Он устремил на меня безнадежный взгляд, затем отвел в сторону огнемет, и его темные глаза наполнились слезами.
— Ох, Ричард, — сказал он. — Как это, летать?
Девять
Утром Лесли выслушала мою историю, и, когда я закончил, она села на кровать и, тихая, как мысль, уставилась в окно; под окном в саду росли ее цветы.
— У тебя очень многое осталось позади, Ричи. Неужели ты никогда не оглядывался назад?
— Я думаю, почти никто из нас этого не делает. Я как-то не склонен был считать свое детство сокровищем и хранить его. Задача состояла в том, чтобы поскорее покончить с ним. Научиться за это время чему сможешь, а затем пригнуться, затаить дыхание и покатиться с этого холма бессилия и зависимости, — а набрав нужную скорость, врубить сцепление и ехать дальше уже своим собственным ходом.
— Тебе было девять, когда умер твой брат?

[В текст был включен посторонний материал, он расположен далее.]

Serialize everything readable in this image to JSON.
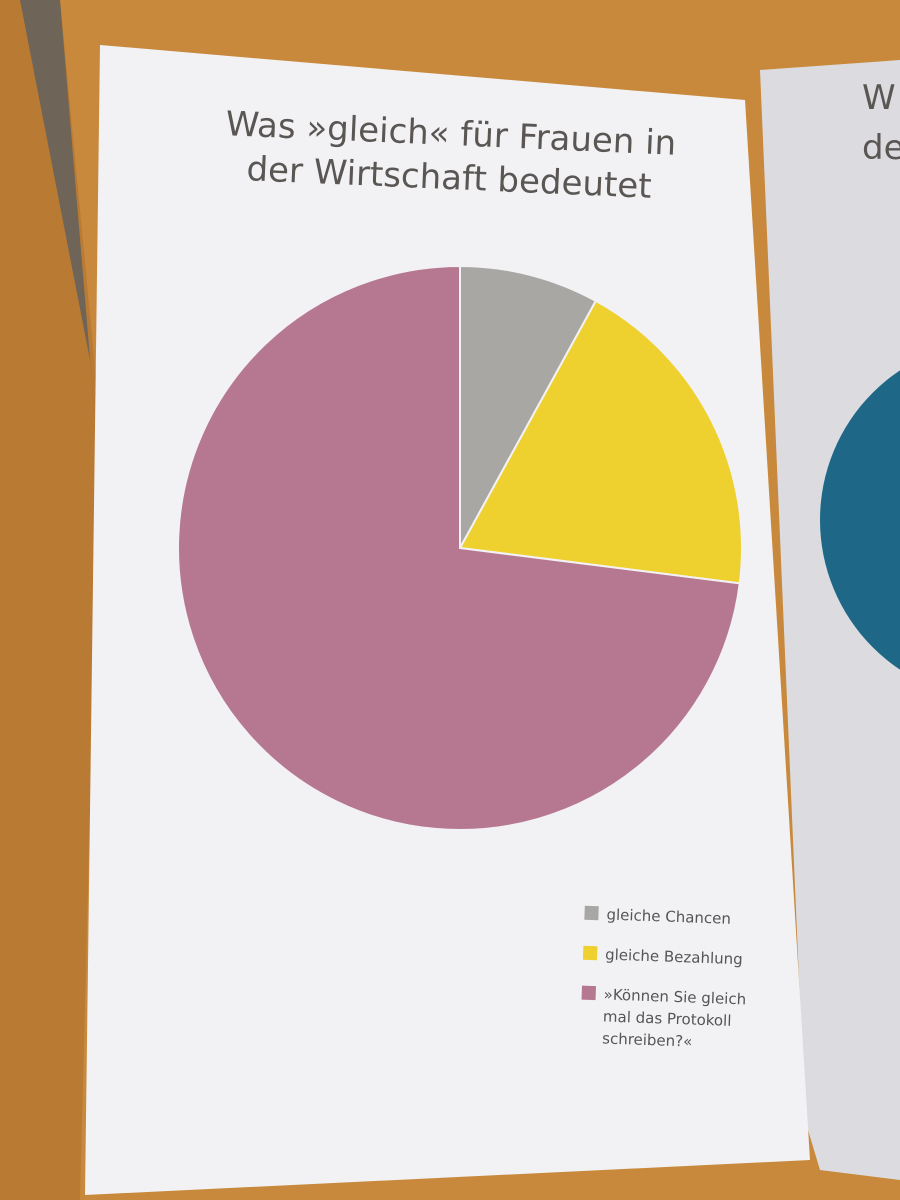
{
  "chart_data": {
    "type": "pie",
    "title": "Was »gleich« für Frauen in der Wirtschaft bedeutet",
    "categories": [
      "gleiche Chancen",
      "gleiche Bezahlung",
      "»Können Sie gleich mal das Protokoll schreiben?«"
    ],
    "values": [
      8,
      19,
      73
    ],
    "colors": [
      "#a9a7a4",
      "#eed02e",
      "#b67891"
    ],
    "start_angle": 0,
    "direction": "clockwise",
    "legend": "bottom-right"
  },
  "right_page": {
    "fragments": [
      "W",
      "de"
    ]
  }
}
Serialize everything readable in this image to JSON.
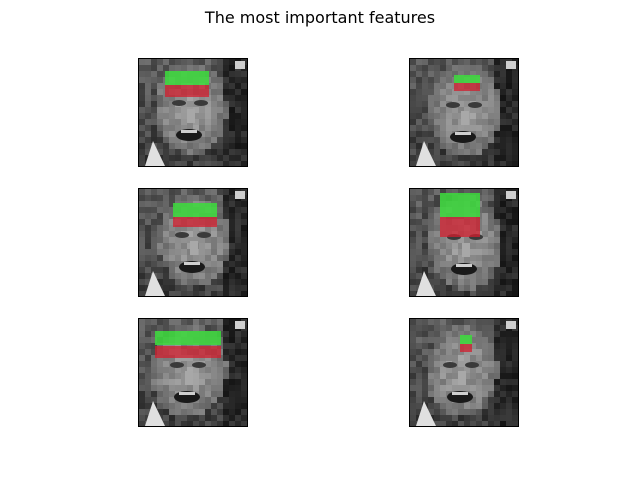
{
  "figure": {
    "title": "The most important features"
  },
  "colors": {
    "positive_feature": "#3cdc3c",
    "negative_feature": "#d21e2d",
    "face_tone": "grayscale"
  },
  "panels": [
    {
      "name": "face-panel-1",
      "highlight": "green-over-red"
    },
    {
      "name": "face-panel-2",
      "highlight": "green-over-red"
    },
    {
      "name": "face-panel-3",
      "highlight": "green-over-red"
    },
    {
      "name": "face-panel-4",
      "highlight": "green-over-red"
    },
    {
      "name": "face-panel-5",
      "highlight": "green-over-red"
    },
    {
      "name": "face-panel-6",
      "highlight": "green-over-red"
    }
  ]
}
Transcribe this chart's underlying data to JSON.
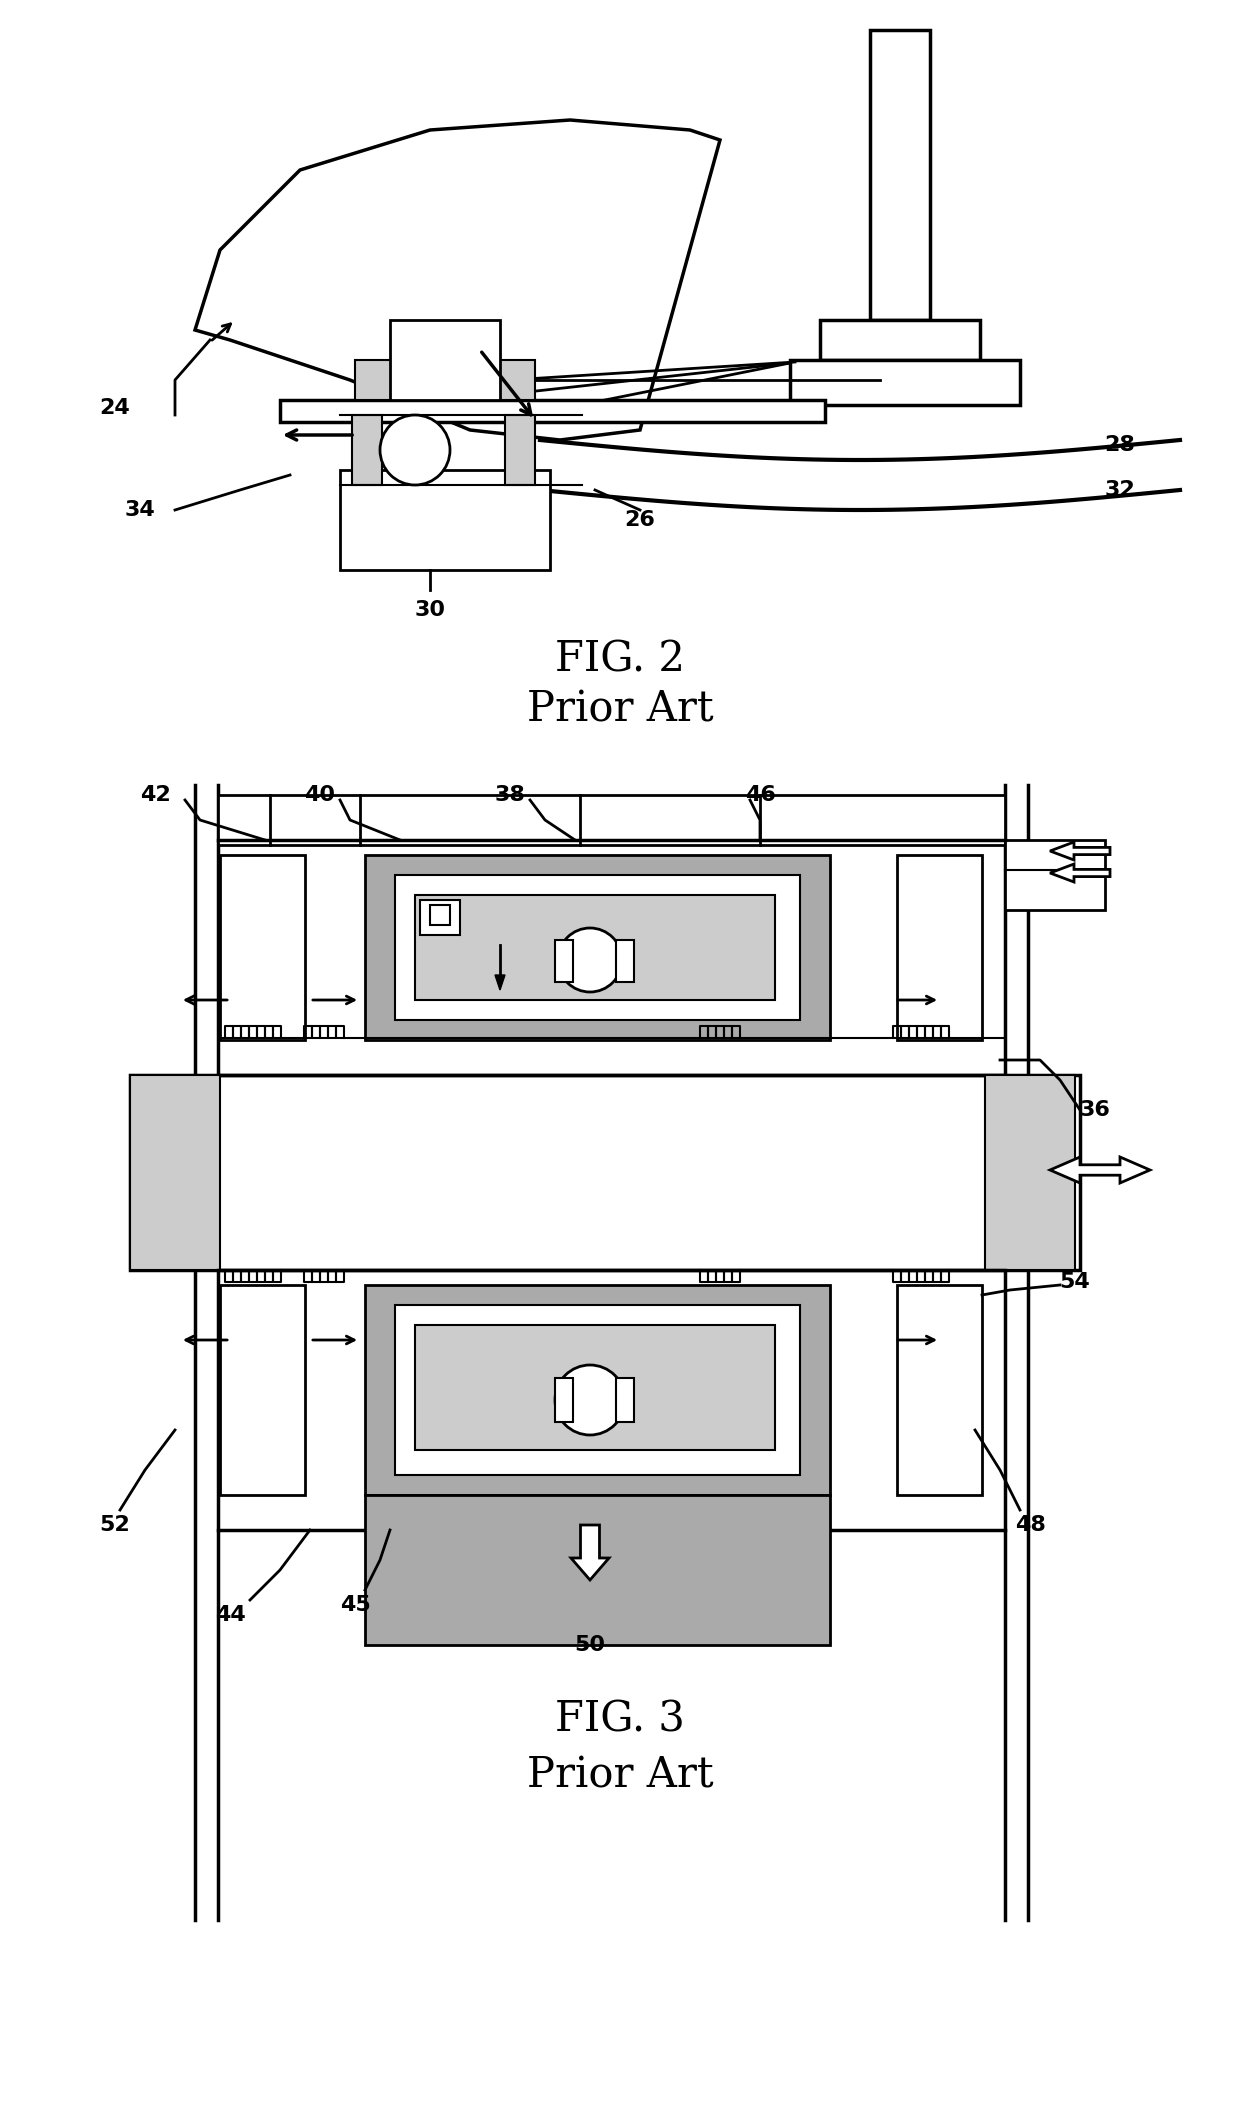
{
  "bg_color": "#ffffff",
  "line_color": "#000000",
  "gray_fill": "#aaaaaa",
  "light_gray": "#cccccc",
  "fig2_title": "FIG. 2",
  "fig2_subtitle": "Prior Art",
  "fig3_title": "FIG. 3",
  "fig3_subtitle": "Prior Art",
  "label_fontsize": 16,
  "title_fontsize": 30,
  "subtitle_fontsize": 30
}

— Около того, — сказали я. — А какое это имеет отношение к нашему разговору?
— Дикки тоже девять, — сказала она.
Я кивнул.
— Это было тяжело?
— Совсем нет. Смерть Бобби не произвела на меня особого впечатления. Тебе это кажется странным? Я чувствую, что должен врать тебе, чтобы не показаться жестоким. Но так и было, Буки. Он попал в больницу, там умер, а все остальные продолжали жить как и раньше, занятые своим делом. Никто не плакал, я это видел. А о чем плакать, если ничего нельзя сделать.
— Многих бы это опустошило.
— Почему? Разве мы печалимся, когда кто-нибудь уходит из нашего ноля зрения? Они все живы, так же как и мы, но мы должны расстраиваться, потому что не можем видеть их? Не вижу в этом особого смысла. Если все мы — бессмертные существа…
— Считал ли ты себя бессмертным существом в девять лет? Думал ли ты, что Бобби просто вышел из поля зрения, когда он умер?
— Я не помню. Но какая-то глубинная интуиция подсказывает мне, что его смерть не произвела на меня впечатления.
— Я так не думаю. Я думаю, у тебя было много совсем других интуиций, когда твой брат попал в больницу и больше не вернулся.
— Возможно, — сказал я. — Мои записи утеряны.
Она подняла на меня огромные голубые глаза.
— Ты вел записи? Когда твой брат…
— Просто шутка, милая. Никаких записей я не вел. Я толком не помню, умер ли он вообще.
Она не улыбнулась.
— Дикки помнит, я могу поспорить.
— Я не уверен, что хочу это знать. Сейчас я бы рад просто заключить с ним мир и заниматься своими делами.
— Хочешь запереть его снова?
Лежа на спине, я изучал структуру древесного волокна в обшивке потолка над головой; от узла полоски тянулись к краям планок, словно паучьи лапы. Нет, я не хочу никого запирать.
— Что он имел в виду, Лесли, когда сказал: «Я мог бы помочь тебе»?
— Это когда ты летаешь, — сказала она. — Скажем, в один прекрасный день тебе хочется полетать просто ради удовольствия — разве ты идешь в аэропорт и покупаешь там билет на самое заднее место самого большого, самого тяжелого, самого стального, самого транспортного и реактивного монстра, какого только удастся найти?
Я совершенно не мог понять, к чему она клонит.
— Нет, конечно. Я поднимаюсь на гору с парапланом или выкатываю мою Дэйзи из ее ангара и выбираю в небе то направление, куда бы мне хотелось полететь, я сливаюсь с крыльями, а потом и со всем небом в одно целое, пока не почувствую себя лучом солнца. Ты это хотела узнать?
— Вспомни, как ты действуешь, когда тебя осаждают проблемы, от которых невозможно убежать?
— А как тут действовать? Сбрасываю обороты, отпускаю газ, крепко зажмуриваю глаза и на малой скорости — четыре мили в час — наезжаю на все эти проблемы.